それでも、国を立て直していくしかなかった。
父の犯した過ちを、繰り返すわけにはいかない。
消えた者たちは全て、この件にかかわっていた者だとレインは言っていた。
デッドラインが消えた今、再び魔族が襲ってこないとも限らない。
そんな不安は、誰の胸にも消えずに残っていた。
審判から一年後、魔族と人族の間で和平協定が結ばれた。
それは祝福されるようなものではなく、人族側が、ようやく手にした救いの欠片の様なものだった。
人々はそれを、平和とは呼ばなかった。
ただの「猶予」だと、静かに受け止めていた。
魔族の力は、人族をはるかに上回っている。
交渉は難航し続けたが、第三騎士団の存在が、かろうじて均衡を保っていた。
「この協定は、第三騎士団がいるから結ばれたのだ」
そう語った魔王たちの、冷たい視線が脳裏に浮かぶ。
あれほど人族を蔑んでいた者たちが、今もなお、その感情を捨てきれずにいることは明らかだった。

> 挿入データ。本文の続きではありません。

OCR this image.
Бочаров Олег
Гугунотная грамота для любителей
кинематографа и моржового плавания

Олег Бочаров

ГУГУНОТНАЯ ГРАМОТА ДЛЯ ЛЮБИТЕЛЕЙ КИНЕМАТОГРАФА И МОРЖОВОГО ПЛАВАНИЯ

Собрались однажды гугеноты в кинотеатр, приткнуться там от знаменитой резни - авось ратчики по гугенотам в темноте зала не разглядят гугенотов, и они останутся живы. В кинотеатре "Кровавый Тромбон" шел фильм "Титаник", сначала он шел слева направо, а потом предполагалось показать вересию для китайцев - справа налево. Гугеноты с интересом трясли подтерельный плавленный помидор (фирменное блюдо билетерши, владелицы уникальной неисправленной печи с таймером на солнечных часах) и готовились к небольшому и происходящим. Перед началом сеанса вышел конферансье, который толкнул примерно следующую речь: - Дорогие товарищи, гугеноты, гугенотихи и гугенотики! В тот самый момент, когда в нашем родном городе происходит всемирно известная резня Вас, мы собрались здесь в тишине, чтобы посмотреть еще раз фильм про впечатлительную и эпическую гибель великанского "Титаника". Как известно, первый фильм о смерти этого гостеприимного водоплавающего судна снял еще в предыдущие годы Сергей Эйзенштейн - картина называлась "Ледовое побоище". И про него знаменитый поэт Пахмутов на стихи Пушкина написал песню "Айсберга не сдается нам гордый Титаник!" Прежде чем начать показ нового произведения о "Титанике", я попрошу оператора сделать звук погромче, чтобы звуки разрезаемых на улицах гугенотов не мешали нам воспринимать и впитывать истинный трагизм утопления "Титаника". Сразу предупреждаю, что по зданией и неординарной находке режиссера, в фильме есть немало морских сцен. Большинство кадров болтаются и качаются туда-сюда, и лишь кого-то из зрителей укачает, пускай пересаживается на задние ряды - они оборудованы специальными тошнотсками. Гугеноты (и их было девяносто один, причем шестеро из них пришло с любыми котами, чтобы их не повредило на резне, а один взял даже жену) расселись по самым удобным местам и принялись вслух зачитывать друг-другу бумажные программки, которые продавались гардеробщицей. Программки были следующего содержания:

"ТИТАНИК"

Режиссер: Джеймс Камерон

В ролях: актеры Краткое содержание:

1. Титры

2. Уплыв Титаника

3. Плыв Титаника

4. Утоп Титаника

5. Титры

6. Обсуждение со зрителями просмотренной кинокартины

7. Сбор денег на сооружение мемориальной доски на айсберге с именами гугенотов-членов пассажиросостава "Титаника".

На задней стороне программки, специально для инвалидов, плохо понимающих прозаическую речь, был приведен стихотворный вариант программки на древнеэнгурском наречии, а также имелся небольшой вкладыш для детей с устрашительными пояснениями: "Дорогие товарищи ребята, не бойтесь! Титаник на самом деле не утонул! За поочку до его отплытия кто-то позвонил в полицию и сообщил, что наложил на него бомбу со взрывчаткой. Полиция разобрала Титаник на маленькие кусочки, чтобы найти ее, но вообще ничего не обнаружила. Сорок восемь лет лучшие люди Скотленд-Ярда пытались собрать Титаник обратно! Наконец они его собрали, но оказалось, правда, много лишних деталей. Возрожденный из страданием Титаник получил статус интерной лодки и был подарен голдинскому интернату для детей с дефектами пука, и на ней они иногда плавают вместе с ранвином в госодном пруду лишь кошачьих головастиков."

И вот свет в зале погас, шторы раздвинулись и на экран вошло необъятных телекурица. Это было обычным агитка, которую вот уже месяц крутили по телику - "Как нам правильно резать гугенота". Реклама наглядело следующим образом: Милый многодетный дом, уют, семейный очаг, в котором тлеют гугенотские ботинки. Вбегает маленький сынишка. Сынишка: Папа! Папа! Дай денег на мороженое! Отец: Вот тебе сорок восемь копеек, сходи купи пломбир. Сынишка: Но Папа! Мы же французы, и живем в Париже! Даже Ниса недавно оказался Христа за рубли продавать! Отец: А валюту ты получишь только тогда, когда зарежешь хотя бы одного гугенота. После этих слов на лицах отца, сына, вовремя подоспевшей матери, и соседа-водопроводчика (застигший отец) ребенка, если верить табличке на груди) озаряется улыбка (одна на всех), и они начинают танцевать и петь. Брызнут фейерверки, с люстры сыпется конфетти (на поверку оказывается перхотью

かつて厄介者として追いやった第三騎士団が、いまや国を支える楔となっている。
その事実に、エリックたちは視線を伏せるしかなかった。
今さら頼んだところで、第三騎士団が思い通りに動くことなど、あるはずがない。
彼らは王都の復興も手伝わず、早々に西の砦に帰ってしまった。
「無責任ではないのか。まだまだ、やらなければならないことが、山ほどあるというのに」
エリックが、西の砦に旅立つセラに向かって言葉を投げつけた。
セラが無言でエリックを睨む。
その瞳には、以前のような生気も、怒りも宿っていなかった。
「面白いね。いままではお荷物で、西の砦に厄介払いしたんじゃないの? 今になって惜しくなったの?」
セラはそう言うと踵を返す。
「調子よすぎじゃない?」
「何も知ろうとしない、夢ばかり大きな王子様、いや、もう王様かな?」
クスクス笑いながら第三騎士団もその後に続いた。
「セラ、兄さん……」
エリックは、思い切って呼んでみた。
何も知らない幼い頃、何度も無邪気に呼んでいた名だ。
だがセラは、振り返らなかった。
足を止めることもなく、
第三騎士団と共に、そのまま去っていく。
エリックは、その背を見送ったまま、動けずにいた。
言葉は、喉の奥に引っかかったまま、形にならない。
伸ばしかけた手も、行き場を失って、ゆっくりと下ろされる。
——もう、届かない。
それだけが、はっきりと分かった。
いまさら、すべてが遅かったのだ。